Originally the Earth had some 6.2 billion ha of forests, yet today less than a third of the Earth’s land surface is covered with trees. Deforestation has become particularly acute in the last few decades and according to some estimates, almost half of the world's tropical forests have been lost since the 1960s.
Forests are invaluable. They act as the world’s lungs, absorbing the greenhouse gas carbon dioxide and converting it into oxygen; their roots help to prevent soil erosion and water runoff; and their trunks and branches act as windbreaks. Forests are also a source of food, wood for building, fuel for cooking and heating, and home to more of the world’s plant and animal species than any other habitat.
Although the amount of forests is constantly decreasing due to fires, storms and encroachment onto forest land, of equal concern to foresters is the degradation of many of the world’s forests, leading to their inability to provide the goods and services demanded of them.
Now that Envisat is in orbit, invaluable data will be available to help protect this important resource. For the first time, by combining multi-source data from ASAR, AATSR and MERIS, it will be possible to derive bio-geo information worldwide that can distinguish between forest cover, clear-cut logging and agricultural land, as well as monitor land-use changes. This will help to assess forest damage, and to quantify wood supply and production. Plus, in areas which are at risk and/or difficult to access, Envisat data can be used to provide reports every three days on how forest cover is changing.

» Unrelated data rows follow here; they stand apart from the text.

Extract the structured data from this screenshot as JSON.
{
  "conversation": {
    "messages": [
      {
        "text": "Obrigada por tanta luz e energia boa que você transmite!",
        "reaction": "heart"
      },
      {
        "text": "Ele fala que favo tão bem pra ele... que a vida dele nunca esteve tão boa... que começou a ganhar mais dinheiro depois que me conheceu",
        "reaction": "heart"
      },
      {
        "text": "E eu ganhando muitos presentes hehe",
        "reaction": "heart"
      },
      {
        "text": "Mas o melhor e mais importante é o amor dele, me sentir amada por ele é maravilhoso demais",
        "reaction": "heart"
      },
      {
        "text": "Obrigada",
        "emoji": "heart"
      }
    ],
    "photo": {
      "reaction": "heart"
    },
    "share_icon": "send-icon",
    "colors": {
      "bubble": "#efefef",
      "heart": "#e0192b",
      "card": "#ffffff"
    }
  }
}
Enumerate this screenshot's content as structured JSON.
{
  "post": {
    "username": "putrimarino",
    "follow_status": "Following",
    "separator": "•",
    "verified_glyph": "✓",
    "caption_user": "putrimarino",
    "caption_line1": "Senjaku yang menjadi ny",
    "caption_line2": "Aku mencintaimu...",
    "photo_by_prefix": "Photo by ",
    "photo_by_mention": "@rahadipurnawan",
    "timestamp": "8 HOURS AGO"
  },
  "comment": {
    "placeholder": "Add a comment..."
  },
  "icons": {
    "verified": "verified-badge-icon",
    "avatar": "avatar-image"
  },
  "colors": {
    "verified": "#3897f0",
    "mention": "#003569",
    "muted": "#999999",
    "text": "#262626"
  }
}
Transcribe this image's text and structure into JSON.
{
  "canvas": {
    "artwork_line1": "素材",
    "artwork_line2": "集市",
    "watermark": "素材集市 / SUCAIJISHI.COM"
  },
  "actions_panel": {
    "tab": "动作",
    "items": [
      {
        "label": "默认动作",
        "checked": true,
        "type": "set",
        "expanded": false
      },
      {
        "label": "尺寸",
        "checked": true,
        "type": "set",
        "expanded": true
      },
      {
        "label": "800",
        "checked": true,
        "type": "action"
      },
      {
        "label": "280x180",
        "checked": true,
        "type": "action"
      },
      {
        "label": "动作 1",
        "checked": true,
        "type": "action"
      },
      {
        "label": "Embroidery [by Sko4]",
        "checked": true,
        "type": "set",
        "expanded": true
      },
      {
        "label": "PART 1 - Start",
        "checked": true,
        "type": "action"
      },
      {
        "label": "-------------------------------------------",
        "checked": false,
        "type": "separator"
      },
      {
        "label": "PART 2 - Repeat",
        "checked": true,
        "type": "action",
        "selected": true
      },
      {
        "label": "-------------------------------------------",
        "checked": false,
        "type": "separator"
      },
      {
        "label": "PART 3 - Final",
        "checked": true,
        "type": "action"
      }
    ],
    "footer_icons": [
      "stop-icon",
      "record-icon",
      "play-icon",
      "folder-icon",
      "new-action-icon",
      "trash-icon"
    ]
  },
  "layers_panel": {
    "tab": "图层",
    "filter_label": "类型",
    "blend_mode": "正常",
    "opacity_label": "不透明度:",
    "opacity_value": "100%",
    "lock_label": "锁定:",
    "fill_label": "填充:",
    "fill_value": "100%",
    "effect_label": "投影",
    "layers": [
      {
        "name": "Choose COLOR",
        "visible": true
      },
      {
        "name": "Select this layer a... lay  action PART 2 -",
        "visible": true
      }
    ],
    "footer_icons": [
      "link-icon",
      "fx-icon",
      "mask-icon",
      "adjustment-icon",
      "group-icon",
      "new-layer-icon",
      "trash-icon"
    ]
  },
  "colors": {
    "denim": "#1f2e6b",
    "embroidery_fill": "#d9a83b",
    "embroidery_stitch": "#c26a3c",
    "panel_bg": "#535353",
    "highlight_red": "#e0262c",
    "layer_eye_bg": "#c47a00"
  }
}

One of the greatest threats to our environment are forest fires - sometimes of natural origin but more often than not started deliberately. Each year thousands of trees all over the world literally go up in smoke. In Australia, at the beginning of 2002, fires burnt 1932 km of forests and shrub land across the state of New South Wales, shrouding Sydney in a pall of smoke. Every summer Europe braces itself for a spate of forest fires, particularly in Mediterranean areas.
AATSR, on board Envisat, is able to detect the hot spots caused by forest fires and monitor the effects of the smoke particles floating in the highest layers of the atmosphere. Other instrument on board - MIPAS and SCHIAMACHY – can track the trace gases and aerosols which are the telltale signs of the large-scale burning of biomass. Help from space is now at hand to help the world's firefighters.